The importance of alternative trade routes became clearer in 2025 when Afghanistan increasingly shifted trade through Iran and Central Asia amid repeated Pakistan border closures. Reuters reported that Afghan trade reached nearly $13.9 billion in 2025, with Chabahar playing a key role in sustaining regional commerce.
For Tehran, deeper Indian involvement also helps balance China’s overwhelming influence in the region. While China dominates Gwadar through the China-Pakistan Economic Corridor, Iran has sought to ensure Chabahar remains strategically independent by engaging India.
Sanctions And Strategic Risks
Chabahar’s future has become increasingly uncertain amid the 2026 US-Iran-Israel conflict and tightening American sanctions. The US revoked India’s earlier sanctions waiver in September 2025, before granting a temporary extension until April 26, 2026.

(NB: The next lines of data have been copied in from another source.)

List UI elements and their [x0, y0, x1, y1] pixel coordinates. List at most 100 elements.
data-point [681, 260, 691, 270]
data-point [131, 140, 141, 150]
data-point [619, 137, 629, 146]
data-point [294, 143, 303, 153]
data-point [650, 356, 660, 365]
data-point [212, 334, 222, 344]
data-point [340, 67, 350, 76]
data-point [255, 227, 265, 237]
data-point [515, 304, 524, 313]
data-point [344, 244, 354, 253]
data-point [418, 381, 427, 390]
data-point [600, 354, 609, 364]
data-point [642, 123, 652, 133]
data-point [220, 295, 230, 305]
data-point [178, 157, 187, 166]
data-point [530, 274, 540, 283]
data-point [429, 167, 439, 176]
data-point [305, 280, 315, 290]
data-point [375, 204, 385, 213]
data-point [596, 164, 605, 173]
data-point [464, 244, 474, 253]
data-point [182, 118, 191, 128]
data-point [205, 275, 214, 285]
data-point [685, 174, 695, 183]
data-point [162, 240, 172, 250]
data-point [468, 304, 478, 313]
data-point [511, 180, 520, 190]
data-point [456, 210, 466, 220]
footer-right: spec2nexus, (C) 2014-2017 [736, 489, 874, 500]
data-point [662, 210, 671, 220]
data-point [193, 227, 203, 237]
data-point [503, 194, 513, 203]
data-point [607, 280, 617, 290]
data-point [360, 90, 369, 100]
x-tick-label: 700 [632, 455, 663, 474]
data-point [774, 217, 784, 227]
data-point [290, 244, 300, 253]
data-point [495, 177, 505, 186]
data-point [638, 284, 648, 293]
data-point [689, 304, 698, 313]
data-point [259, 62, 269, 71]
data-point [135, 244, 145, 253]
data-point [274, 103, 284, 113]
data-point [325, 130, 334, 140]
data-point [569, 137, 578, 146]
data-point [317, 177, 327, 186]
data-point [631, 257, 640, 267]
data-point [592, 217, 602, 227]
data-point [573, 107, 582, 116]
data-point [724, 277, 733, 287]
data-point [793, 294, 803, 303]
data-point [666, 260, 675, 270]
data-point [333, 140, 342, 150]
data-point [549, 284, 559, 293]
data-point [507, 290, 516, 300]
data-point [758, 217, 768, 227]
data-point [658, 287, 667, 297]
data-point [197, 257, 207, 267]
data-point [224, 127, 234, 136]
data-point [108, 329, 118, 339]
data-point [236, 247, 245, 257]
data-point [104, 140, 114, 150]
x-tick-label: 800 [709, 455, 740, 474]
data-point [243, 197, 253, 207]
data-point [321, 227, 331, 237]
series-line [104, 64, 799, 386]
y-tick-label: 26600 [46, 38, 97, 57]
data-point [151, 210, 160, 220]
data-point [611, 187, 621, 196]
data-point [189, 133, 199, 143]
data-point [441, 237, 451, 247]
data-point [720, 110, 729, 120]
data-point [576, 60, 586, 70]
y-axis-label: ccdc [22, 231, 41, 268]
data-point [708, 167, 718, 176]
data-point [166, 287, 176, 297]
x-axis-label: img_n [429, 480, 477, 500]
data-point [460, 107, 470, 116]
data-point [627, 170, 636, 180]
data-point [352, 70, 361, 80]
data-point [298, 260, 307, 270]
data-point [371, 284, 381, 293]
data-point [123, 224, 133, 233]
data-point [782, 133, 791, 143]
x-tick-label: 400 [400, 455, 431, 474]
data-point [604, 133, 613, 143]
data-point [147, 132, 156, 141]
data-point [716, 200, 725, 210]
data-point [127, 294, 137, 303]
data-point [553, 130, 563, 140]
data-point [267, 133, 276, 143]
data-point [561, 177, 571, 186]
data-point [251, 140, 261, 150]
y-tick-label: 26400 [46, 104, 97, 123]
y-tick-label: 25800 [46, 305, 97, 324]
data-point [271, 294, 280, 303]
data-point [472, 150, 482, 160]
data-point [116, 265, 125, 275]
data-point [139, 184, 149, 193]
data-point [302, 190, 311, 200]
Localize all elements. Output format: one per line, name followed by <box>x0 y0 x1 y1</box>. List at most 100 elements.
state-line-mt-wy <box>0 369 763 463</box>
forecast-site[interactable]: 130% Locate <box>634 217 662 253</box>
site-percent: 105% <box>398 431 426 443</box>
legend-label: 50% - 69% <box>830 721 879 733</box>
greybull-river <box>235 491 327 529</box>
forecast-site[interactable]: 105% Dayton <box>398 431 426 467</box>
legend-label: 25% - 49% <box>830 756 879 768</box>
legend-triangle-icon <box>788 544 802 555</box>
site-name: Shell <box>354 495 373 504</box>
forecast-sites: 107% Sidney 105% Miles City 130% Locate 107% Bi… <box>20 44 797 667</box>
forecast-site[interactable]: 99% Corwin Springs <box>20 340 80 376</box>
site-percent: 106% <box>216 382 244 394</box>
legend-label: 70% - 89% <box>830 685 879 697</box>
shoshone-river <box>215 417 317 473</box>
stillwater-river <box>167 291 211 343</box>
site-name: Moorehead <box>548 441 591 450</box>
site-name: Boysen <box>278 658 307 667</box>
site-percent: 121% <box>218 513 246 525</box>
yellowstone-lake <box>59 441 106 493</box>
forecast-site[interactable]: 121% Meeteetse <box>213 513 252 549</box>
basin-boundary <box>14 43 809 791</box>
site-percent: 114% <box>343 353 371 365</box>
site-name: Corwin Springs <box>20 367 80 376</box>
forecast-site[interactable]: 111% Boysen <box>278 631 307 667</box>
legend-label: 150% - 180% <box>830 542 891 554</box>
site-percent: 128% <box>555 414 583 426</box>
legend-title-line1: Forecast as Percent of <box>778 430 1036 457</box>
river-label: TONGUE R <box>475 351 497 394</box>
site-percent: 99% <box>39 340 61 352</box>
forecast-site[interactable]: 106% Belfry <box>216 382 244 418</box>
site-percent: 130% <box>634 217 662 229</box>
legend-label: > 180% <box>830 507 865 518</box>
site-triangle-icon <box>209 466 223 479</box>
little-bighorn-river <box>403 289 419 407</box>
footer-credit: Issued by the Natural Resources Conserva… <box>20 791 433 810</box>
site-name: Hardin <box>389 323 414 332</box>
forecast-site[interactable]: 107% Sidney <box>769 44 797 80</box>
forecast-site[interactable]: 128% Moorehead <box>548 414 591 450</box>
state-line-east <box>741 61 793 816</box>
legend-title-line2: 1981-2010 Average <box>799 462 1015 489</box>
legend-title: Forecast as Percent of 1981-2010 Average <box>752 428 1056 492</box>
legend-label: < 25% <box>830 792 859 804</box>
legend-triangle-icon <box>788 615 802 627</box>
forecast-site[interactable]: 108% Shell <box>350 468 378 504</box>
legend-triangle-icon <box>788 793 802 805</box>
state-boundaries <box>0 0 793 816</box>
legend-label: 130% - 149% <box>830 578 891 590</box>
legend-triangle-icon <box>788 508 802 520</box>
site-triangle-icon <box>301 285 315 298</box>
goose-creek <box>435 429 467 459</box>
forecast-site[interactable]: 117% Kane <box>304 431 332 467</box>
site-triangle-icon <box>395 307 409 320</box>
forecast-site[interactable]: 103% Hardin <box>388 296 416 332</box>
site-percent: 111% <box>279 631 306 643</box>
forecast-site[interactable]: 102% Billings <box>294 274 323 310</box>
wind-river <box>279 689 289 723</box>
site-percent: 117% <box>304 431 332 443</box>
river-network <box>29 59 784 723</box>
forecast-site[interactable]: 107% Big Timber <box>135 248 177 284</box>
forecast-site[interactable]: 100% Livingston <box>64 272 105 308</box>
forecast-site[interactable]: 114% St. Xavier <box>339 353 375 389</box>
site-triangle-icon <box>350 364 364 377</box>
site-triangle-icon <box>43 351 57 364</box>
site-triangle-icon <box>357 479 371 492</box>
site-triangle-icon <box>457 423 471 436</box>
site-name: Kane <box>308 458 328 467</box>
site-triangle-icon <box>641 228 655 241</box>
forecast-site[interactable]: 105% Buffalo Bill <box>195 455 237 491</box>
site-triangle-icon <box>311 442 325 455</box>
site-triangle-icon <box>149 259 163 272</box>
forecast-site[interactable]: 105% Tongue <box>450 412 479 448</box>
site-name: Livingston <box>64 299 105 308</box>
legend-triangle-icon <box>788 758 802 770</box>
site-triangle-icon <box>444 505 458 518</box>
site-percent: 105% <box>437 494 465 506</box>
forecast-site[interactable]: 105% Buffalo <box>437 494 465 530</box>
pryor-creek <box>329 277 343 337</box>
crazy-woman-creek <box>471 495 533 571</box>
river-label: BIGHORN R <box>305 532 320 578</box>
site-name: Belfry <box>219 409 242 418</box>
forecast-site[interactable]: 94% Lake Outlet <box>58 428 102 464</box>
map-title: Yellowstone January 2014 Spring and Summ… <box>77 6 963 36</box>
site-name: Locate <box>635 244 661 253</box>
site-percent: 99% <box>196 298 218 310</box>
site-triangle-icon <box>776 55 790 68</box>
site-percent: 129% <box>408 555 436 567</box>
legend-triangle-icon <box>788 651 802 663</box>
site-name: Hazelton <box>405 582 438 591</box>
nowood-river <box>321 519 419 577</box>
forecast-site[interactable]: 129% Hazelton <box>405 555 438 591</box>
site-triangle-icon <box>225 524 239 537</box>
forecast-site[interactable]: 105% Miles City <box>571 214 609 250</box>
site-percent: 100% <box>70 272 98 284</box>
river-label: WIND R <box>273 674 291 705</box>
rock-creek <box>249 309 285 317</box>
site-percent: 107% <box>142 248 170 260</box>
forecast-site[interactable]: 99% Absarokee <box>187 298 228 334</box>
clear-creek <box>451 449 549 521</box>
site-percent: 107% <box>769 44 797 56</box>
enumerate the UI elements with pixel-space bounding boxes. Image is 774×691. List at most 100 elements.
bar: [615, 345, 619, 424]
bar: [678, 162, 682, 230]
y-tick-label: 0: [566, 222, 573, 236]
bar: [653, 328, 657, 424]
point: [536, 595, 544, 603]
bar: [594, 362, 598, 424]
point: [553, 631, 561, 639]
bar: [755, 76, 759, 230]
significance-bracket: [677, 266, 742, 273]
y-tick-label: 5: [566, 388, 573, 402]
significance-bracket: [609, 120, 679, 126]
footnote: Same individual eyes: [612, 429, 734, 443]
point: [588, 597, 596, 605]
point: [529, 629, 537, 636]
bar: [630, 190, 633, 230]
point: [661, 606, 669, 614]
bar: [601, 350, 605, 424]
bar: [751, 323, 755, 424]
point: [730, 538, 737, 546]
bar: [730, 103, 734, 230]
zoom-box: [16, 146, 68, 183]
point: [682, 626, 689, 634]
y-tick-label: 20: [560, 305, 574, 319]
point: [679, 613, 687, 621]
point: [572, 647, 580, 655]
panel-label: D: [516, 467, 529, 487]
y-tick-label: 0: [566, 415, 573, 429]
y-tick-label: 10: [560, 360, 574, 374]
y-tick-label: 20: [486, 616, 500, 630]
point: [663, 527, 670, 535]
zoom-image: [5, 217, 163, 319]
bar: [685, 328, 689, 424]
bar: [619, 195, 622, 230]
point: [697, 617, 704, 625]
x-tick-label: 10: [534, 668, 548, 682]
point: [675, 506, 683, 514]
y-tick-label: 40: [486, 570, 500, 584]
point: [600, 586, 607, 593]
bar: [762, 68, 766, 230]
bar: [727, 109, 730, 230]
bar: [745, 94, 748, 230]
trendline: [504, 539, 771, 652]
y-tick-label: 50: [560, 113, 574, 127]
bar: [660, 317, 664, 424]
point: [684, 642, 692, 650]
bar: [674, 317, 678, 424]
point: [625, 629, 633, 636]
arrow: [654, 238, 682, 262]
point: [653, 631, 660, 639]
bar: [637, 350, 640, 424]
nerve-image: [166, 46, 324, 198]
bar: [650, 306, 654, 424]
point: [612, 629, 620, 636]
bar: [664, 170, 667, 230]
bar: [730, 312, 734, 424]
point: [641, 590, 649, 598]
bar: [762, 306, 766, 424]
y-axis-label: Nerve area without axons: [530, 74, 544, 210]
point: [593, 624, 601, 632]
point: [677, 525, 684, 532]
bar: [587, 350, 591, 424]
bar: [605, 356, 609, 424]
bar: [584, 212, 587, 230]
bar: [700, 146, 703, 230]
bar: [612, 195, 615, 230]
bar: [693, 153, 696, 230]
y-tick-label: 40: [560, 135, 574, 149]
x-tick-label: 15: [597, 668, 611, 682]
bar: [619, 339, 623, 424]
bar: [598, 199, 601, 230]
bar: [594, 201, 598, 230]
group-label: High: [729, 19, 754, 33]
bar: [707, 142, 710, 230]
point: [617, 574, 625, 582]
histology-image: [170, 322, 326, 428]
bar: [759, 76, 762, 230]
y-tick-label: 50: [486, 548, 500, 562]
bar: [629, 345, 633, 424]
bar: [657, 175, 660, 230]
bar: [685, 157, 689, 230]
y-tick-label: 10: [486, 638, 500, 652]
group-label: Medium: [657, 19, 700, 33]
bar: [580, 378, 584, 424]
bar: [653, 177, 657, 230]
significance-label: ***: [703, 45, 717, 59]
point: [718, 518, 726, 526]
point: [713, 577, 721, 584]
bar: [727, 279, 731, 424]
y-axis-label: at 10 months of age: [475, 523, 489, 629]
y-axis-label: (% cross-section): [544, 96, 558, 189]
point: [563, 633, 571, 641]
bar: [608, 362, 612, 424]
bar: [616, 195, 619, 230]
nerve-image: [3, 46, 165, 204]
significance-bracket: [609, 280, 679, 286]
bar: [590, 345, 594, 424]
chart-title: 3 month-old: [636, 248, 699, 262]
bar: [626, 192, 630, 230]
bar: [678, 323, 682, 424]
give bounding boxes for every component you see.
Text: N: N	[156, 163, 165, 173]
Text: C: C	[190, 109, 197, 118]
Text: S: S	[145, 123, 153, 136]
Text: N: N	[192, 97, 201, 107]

Since then, India has held talks with both Washington and Tehran to protect its $120 million investment, including exploring a temporary transfer of operations to an Iranian entity.
The situation worsened after US-Israel strikes near Chabahar and the US naval blockade targeting Iranian shipping routes in April 2026, turning the port into a frontline geopolitical flashpoint rather than just a trade corridor.
Bigger Geopolitical Picture
Chabahar ultimately reflects a larger geopolitical reality. Infrastructure is no longer just about cargo movement. Ports, railways, and corridors are now instruments of influence.
China has Gwadar. Turkey is positioning itself as a Eurasian transit bridge. Russia wants north-south trade routes that bypass Western chokepoints. Iran wants sanctions-resistant commerce. India wants continental access without Pakistan.
Chabahar sits at the centre of all these ambitions.
For India, the port is about strategic access and geopolitical leverage. For Iran, it is about economic survival and regional relevance. For Afghanistan and Central Asia, it offers diversification away from overdependence on Pakistan.
That is why Chabahar remains important despite sanctions, delays, and political uncertainty. In an era shaped by fragmented supply chains and competing spheres of influence, connectivity itself has become power.